Computes similarity scores between two or more lists of numeric values. Applies various mathematical comparison methods including exact matching, percentage differences, normalized differences, fuzzy threshold-based matching, and exponential decay metrics.

Usage

same_number(
  ...,
  method = c("exact", "raw", "exp", "percent", "normalized", "fuzzy"),
  epsilon = 0.05,
  epsilon_pct = 0.02,
  max_diff = NULL,
  digits = 3
)

Arguments

...: Two or more lists containing numeric values to compare.
method: Character vector specifying similarity methods (default: c("exact", "raw", "exp", "percent", "normalized", "fuzzy")).
epsilon: Threshold for fuzzy matching (default: NULL for auto-calculation).
epsilon_pct: Relative epsilon percentile for "fuzzy" method (default: 0.02).
max_diff: Maximum difference for normalization (default: NULL for auto-calculation).
digits: Number of digits to round results (default: 3).

Value

An S3 object containing:

scores: A list of similarity scores for each method and list pair
summary: A list of statistical summaries for each method and list pair
methods: The similarity methods used
list_names: Names of the input lists
raw_values: The original input lists

Details

The available methods are:

exact: Binary similarity (1 if equal, 0 otherwise)
percent: Percentage difference relative to the larger value
normalized: Absolute difference normalized by a maximum difference value
fuzzy: Similarity based on an epsilon threshold
exp: Exponential decay based on absolute difference (e^-diff)
raw: Returns the raw absolute difference (|num1 - num2|) instead of a similarity score

Examples

list1 <- list(1, 2, 3)
list2 <- list(1, 2.1, 3.2)

# Using unnamed lists
result1 <- same_number(list1, list2)
#> ℹ Using auto-calculated max_diff: 2.2
#> ✔ Computed exact scores for "list1_list2" [mean: 0.333]
#> ✔ Computed raw scores for "list1_list2" [mean: 0.1]
#> ✔ Computed exp scores for "list1_list2" [mean: 0.908]
#> ✔ Computed percent scores for "list1_list2" [mean: 0.963]
#> ✔ Computed normalized scores for "list1_list2" [mean: 0.955]
#> ✔ Computed fuzzy scores for "list1_list2" [mean: 0.978]

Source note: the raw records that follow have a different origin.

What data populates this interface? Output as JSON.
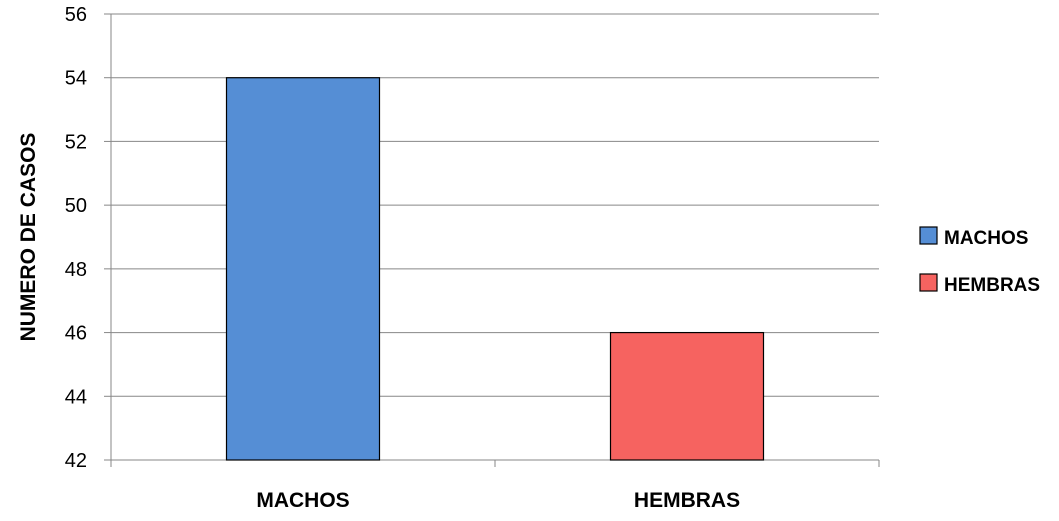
{
  "chart_data": {
    "type": "bar",
    "categories": [
      "MACHOS",
      "HEMBRAS"
    ],
    "values": [
      54,
      46
    ],
    "colors": [
      "#558ED5",
      "#F66360"
    ],
    "title": "",
    "xlabel": "",
    "ylabel": "NUMERO DE CASOS",
    "ylim": [
      42,
      56
    ],
    "yticks": [
      42,
      44,
      46,
      48,
      50,
      52,
      54,
      56
    ],
    "grid": true,
    "legend": {
      "position": "right",
      "entries": [
        "MACHOS",
        "HEMBRAS"
      ]
    }
  }
}
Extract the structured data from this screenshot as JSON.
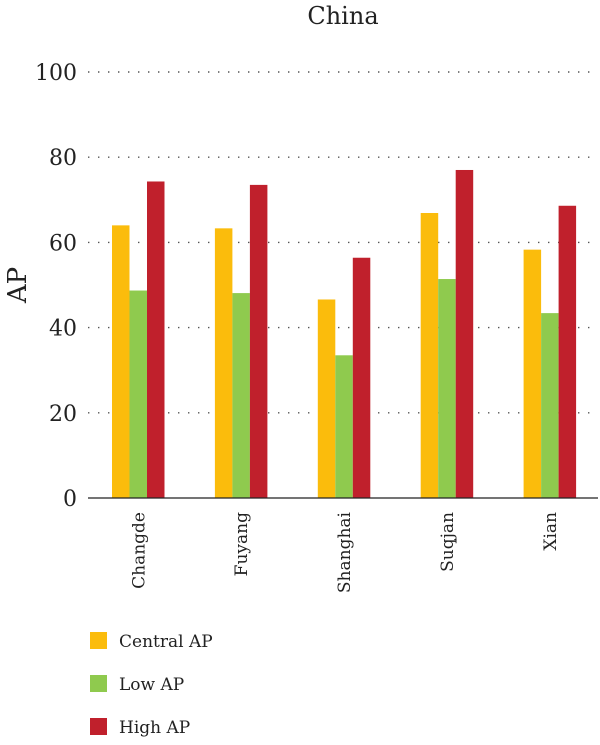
{
  "chart_data": {
    "type": "bar",
    "title": "China",
    "xlabel": "",
    "ylabel": "AP",
    "ylim": [
      0,
      100
    ],
    "yticks": [
      0,
      20,
      40,
      60,
      80,
      100
    ],
    "grid": true,
    "legend_position": "bottom-left",
    "categories": [
      "Changde",
      "Fuyang",
      "Shanghai",
      "Suqjan",
      "Xian"
    ],
    "series": [
      {
        "name": "Central AP",
        "color": "#fbbc0c",
        "values": [
          64.0,
          63.3,
          46.6,
          66.9,
          58.3
        ]
      },
      {
        "name": "Low AP",
        "color": "#8fca4e",
        "values": [
          48.7,
          48.1,
          33.5,
          51.4,
          43.4
        ]
      },
      {
        "name": "High AP",
        "color": "#c0202c",
        "values": [
          74.3,
          73.5,
          56.4,
          77.0,
          68.6
        ]
      }
    ]
  }
}
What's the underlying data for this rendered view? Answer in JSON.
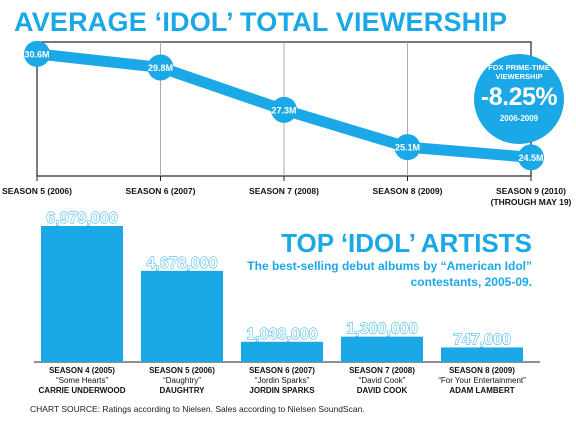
{
  "line_chart": {
    "title": "AVERAGE ‘IDOL’ TOTAL VIEWERSHIP",
    "badge": {
      "source": "FOX PRIME-TIME VIEWERSHIP",
      "value": "-8.25%",
      "period": "2006-2009"
    },
    "colors": {
      "accent": "#1ba8e6",
      "frame": "#222222",
      "grid": "#999999"
    }
  },
  "bar_chart": {
    "title": "TOP ‘IDOL’ ARTISTS",
    "subtitle": "The best-selling debut albums by “American Idol” contestants, 2005-09.",
    "colors": {
      "bar": "#1ba8e6",
      "label_fill": "#ffffff",
      "label_stroke": "#1ba8e6"
    }
  },
  "source": "CHART SOURCE: Ratings according to Nielsen. Sales according to Nielsen SoundScan.",
  "chart_data": [
    {
      "type": "line",
      "title": "AVERAGE ‘IDOL’ TOTAL VIEWERSHIP",
      "categories": [
        "SEASON 5 (2006)",
        "SEASON 6 (2007)",
        "SEASON 7 (2008)",
        "SEASON 8 (2009)",
        "SEASON 9 (2010)"
      ],
      "category_notes": [
        "",
        "",
        "",
        "",
        "(THROUGH MAY 19)"
      ],
      "values": [
        30.6,
        29.8,
        27.3,
        25.1,
        24.5
      ],
      "value_labels": [
        "30.6M",
        "29.8M",
        "27.3M",
        "25.1M",
        "24.5M"
      ],
      "ylim": [
        23.4,
        31.3
      ],
      "grid": "vertical"
    },
    {
      "type": "bar",
      "title": "TOP ‘IDOL’ ARTISTS",
      "subtitle": "The best-selling debut albums by “American Idol” contestants, 2005-09.",
      "categories": [
        {
          "season": "SEASON 4 (2005)",
          "album": "“Some Hearts”",
          "artist": "CARRIE UNDERWOOD"
        },
        {
          "season": "SEASON 5 (2006)",
          "album": "“Daughtry”",
          "artist": "DAUGHTRY"
        },
        {
          "season": "SEASON 6 (2007)",
          "album": "“Jordin Sparks”",
          "artist": "JORDIN SPARKS"
        },
        {
          "season": "SEASON 7 (2008)",
          "album": "“David Cook”",
          "artist": "DAVID COOK"
        },
        {
          "season": "SEASON 8 (2009)",
          "album": "“For Your Entertainment”",
          "artist": "ADAM LAMBERT"
        }
      ],
      "values": [
        6979000,
        4678000,
        1038000,
        1300000,
        747000
      ],
      "value_labels": [
        "6,979,000",
        "4,678,000",
        "1,038,000",
        "1,300,000",
        "747,000"
      ],
      "ylim": [
        0,
        6979000
      ]
    }
  ]
}
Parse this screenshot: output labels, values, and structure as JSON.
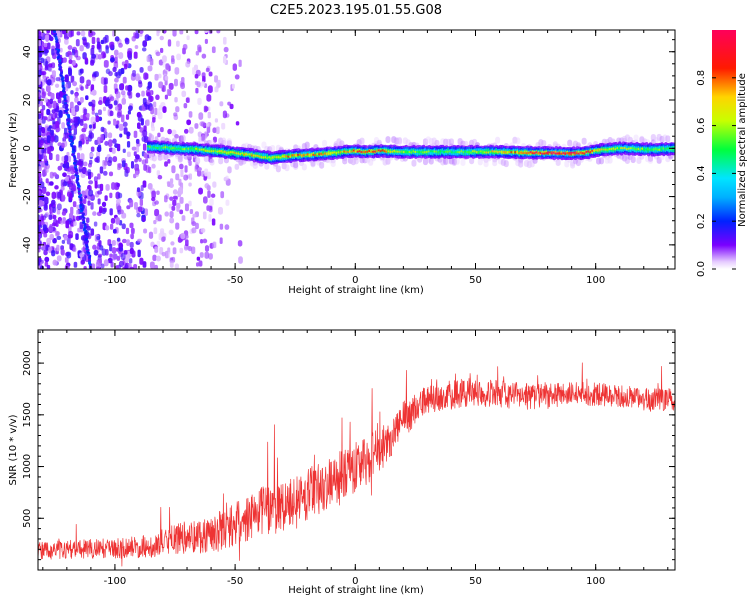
{
  "title": "C2E5.2023.195.01.55.G08",
  "chart_data": [
    {
      "type": "heatmap",
      "xlabel": "Height of straight line (km)",
      "ylabel": "Frequency (Hz)",
      "xlim": [
        -132,
        133
      ],
      "ylim": [
        -50,
        49
      ],
      "xticks": [
        -100,
        -50,
        0,
        50,
        100
      ],
      "yticks": [
        -40,
        -20,
        0,
        20,
        40
      ],
      "colorbar": {
        "label": "Normalized spectral amplitude",
        "range": [
          0,
          1
        ],
        "ticks": [
          0.0,
          0.2,
          0.4,
          0.6,
          0.8
        ],
        "tick_labels": [
          "0.0",
          "0.2",
          "0.4",
          "0.6",
          "0.8"
        ],
        "colormap": [
          "#ffffff",
          "#7a00ff",
          "#0022ff",
          "#00e5ff",
          "#00ff3c",
          "#c8ff00",
          "#ffd400",
          "#ff1a00",
          "#ff005a"
        ]
      },
      "ridge": {
        "x": [
          -85,
          -75,
          -65,
          -55,
          -45,
          -35,
          -25,
          -15,
          -5,
          0,
          5,
          10,
          20,
          40,
          60,
          80,
          95,
          100,
          110,
          125,
          133
        ],
        "freq": [
          0.5,
          0.0,
          -0.5,
          -1.5,
          -2.5,
          -4.0,
          -3.0,
          -2.5,
          -1.5,
          -1.0,
          -1.5,
          -1.0,
          -1.5,
          -1.5,
          -1.5,
          -2.0,
          -2.0,
          -1.0,
          0.0,
          -0.5,
          0.0
        ],
        "peak_amplitude": [
          0.5,
          0.55,
          0.6,
          0.65,
          0.7,
          0.65,
          0.75,
          0.75,
          0.7,
          0.8,
          0.85,
          0.8,
          0.6,
          0.5,
          0.7,
          0.95,
          0.95,
          0.7,
          0.6,
          0.55,
          0.5
        ]
      },
      "streak": {
        "freq_at_top": 49,
        "freq_at_bottom": -50,
        "x_at_top": -125,
        "x_at_bottom": -110
      }
    },
    {
      "type": "line",
      "xlabel": "Height of straight line (km)",
      "ylabel": "SNR (10 * v/v)",
      "xlim": [
        -132,
        133
      ],
      "ylim": [
        0,
        2320
      ],
      "xticks": [
        -100,
        -50,
        0,
        50,
        100
      ],
      "yticks": [
        500,
        1000,
        1500,
        2000
      ],
      "series": [
        {
          "color": "#ee3333",
          "x": [
            -132,
            -120,
            -100,
            -85,
            -75,
            -65,
            -55,
            -45,
            -35,
            -30,
            -25,
            -20,
            -15,
            -10,
            -5,
            0,
            5,
            10,
            15,
            20,
            25,
            30,
            40,
            50,
            60,
            70,
            80,
            90,
            100,
            110,
            120,
            133
          ],
          "mean": [
            180,
            200,
            210,
            230,
            300,
            330,
            380,
            500,
            600,
            620,
            650,
            720,
            800,
            850,
            900,
            1000,
            1050,
            1150,
            1300,
            1450,
            1550,
            1650,
            1700,
            1720,
            1700,
            1680,
            1680,
            1700,
            1700,
            1680,
            1650,
            1650
          ],
          "noise": [
            90,
            90,
            100,
            110,
            150,
            170,
            200,
            220,
            250,
            260,
            260,
            260,
            260,
            260,
            260,
            250,
            240,
            230,
            200,
            180,
            150,
            140,
            140,
            140,
            130,
            130,
            120,
            120,
            110,
            110,
            110,
            110
          ]
        }
      ]
    }
  ]
}
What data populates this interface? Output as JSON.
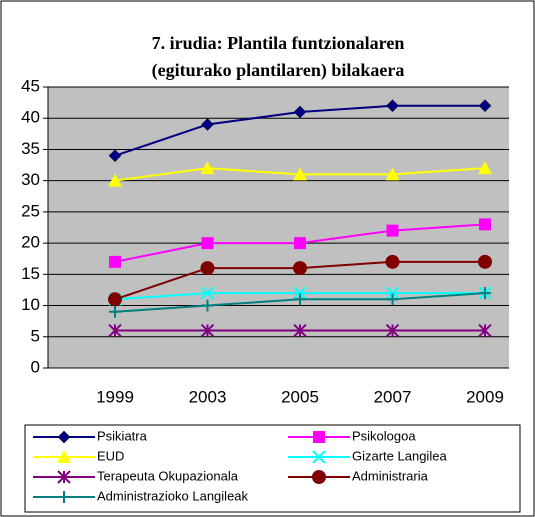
{
  "chart_data": {
    "type": "line",
    "title": [
      "7. irudia: Plantila funtzionalaren",
      "(egiturako plantilaren) bilakaera"
    ],
    "categories": [
      "1999",
      "2003",
      "2005",
      "2007",
      "2009"
    ],
    "series": [
      {
        "name": "Psikiatra",
        "color": "#000080",
        "marker": "diamond",
        "values": [
          34,
          39,
          41,
          42,
          42
        ]
      },
      {
        "name": "Psikologoa",
        "color": "#ff00ff",
        "marker": "square",
        "values": [
          17,
          20,
          20,
          22,
          23
        ]
      },
      {
        "name": "EUD",
        "color": "#ffff00",
        "marker": "triangle",
        "values": [
          30,
          32,
          31,
          31,
          32
        ]
      },
      {
        "name": "Gizarte Langilea",
        "color": "#00ffff",
        "marker": "x",
        "values": [
          11,
          12,
          12,
          12,
          12
        ]
      },
      {
        "name": "Terapeuta Okupazionala",
        "color": "#800080",
        "marker": "star",
        "values": [
          6,
          6,
          6,
          6,
          6
        ]
      },
      {
        "name": "Administraria",
        "color": "#800000",
        "marker": "circle",
        "values": [
          11,
          16,
          16,
          17,
          17
        ]
      },
      {
        "name": "Administrazioko Langileak",
        "color": "#008080",
        "marker": "plus",
        "values": [
          9,
          10,
          11,
          11,
          12
        ]
      }
    ],
    "ylim": [
      0,
      45
    ],
    "yticks": [
      0,
      5,
      10,
      15,
      20,
      25,
      30,
      35,
      40,
      45
    ],
    "grid": true,
    "legend": "bottom"
  }
}
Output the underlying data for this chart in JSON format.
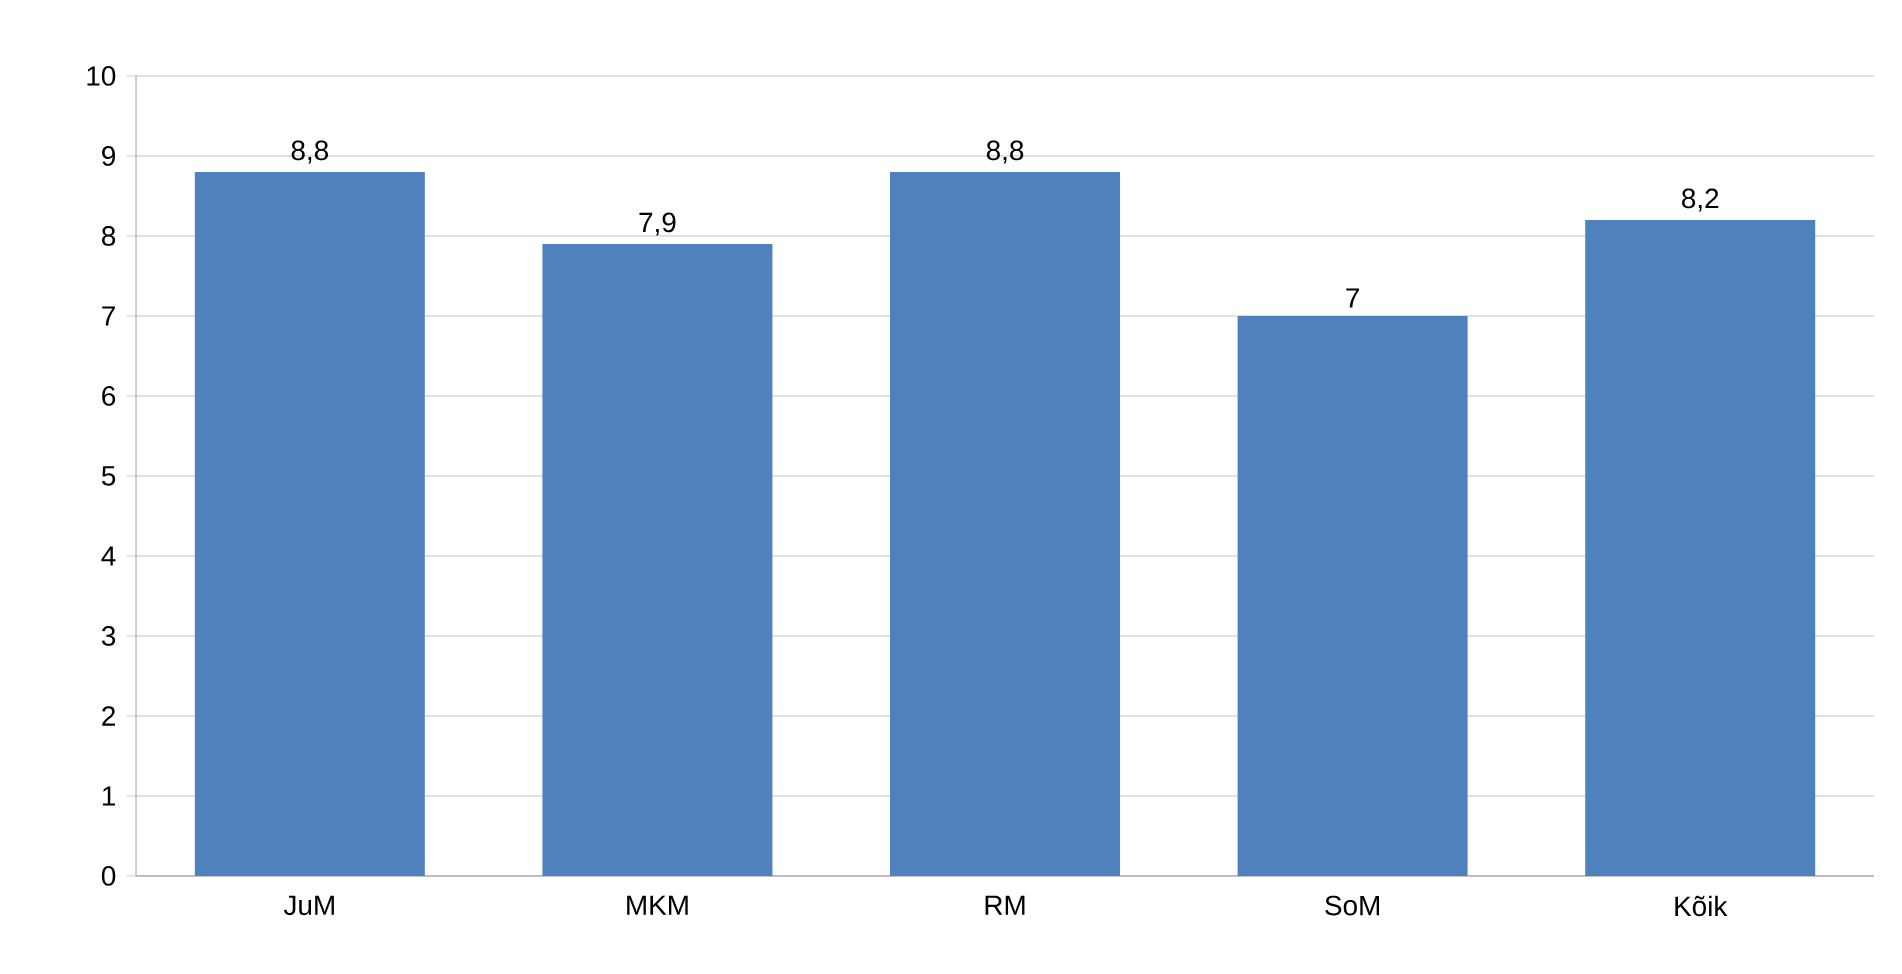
{
  "chart_data": {
    "type": "bar",
    "categories": [
      "JuM",
      "MKM",
      "RM",
      "SoM",
      "Kõik"
    ],
    "values": [
      8.8,
      7.9,
      8.8,
      7,
      8.2
    ],
    "value_labels": [
      "8,8",
      "7,9",
      "8,8",
      "7",
      "8,2"
    ],
    "color": "#4f81bd",
    "ylim": [
      0,
      10
    ],
    "yticks": [
      0,
      1,
      2,
      3,
      4,
      5,
      6,
      7,
      8,
      9,
      10
    ],
    "grid": "y"
  }
}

# Using named lists for more control
result2 <- same_number("n1" = list1, "n2" = list2)
#> ℹ Using auto-calculated max_diff: 2.2
#> ✔ Computed exact scores for "n1_n2" [mean: 0.333]
#> ✔ Computed raw scores for "n1_n2" [mean: 0.1]
#> ✔ Computed exp scores for "n1_n2" [mean: 0.908]
#> ✔ Computed percent scores for "n1_n2" [mean: 0.963]
#> ✔ Computed normalized scores for "n1_n2" [mean: 0.955]
#> ✔ Computed fuzzy scores for "n1_n2" [mean: 0.978]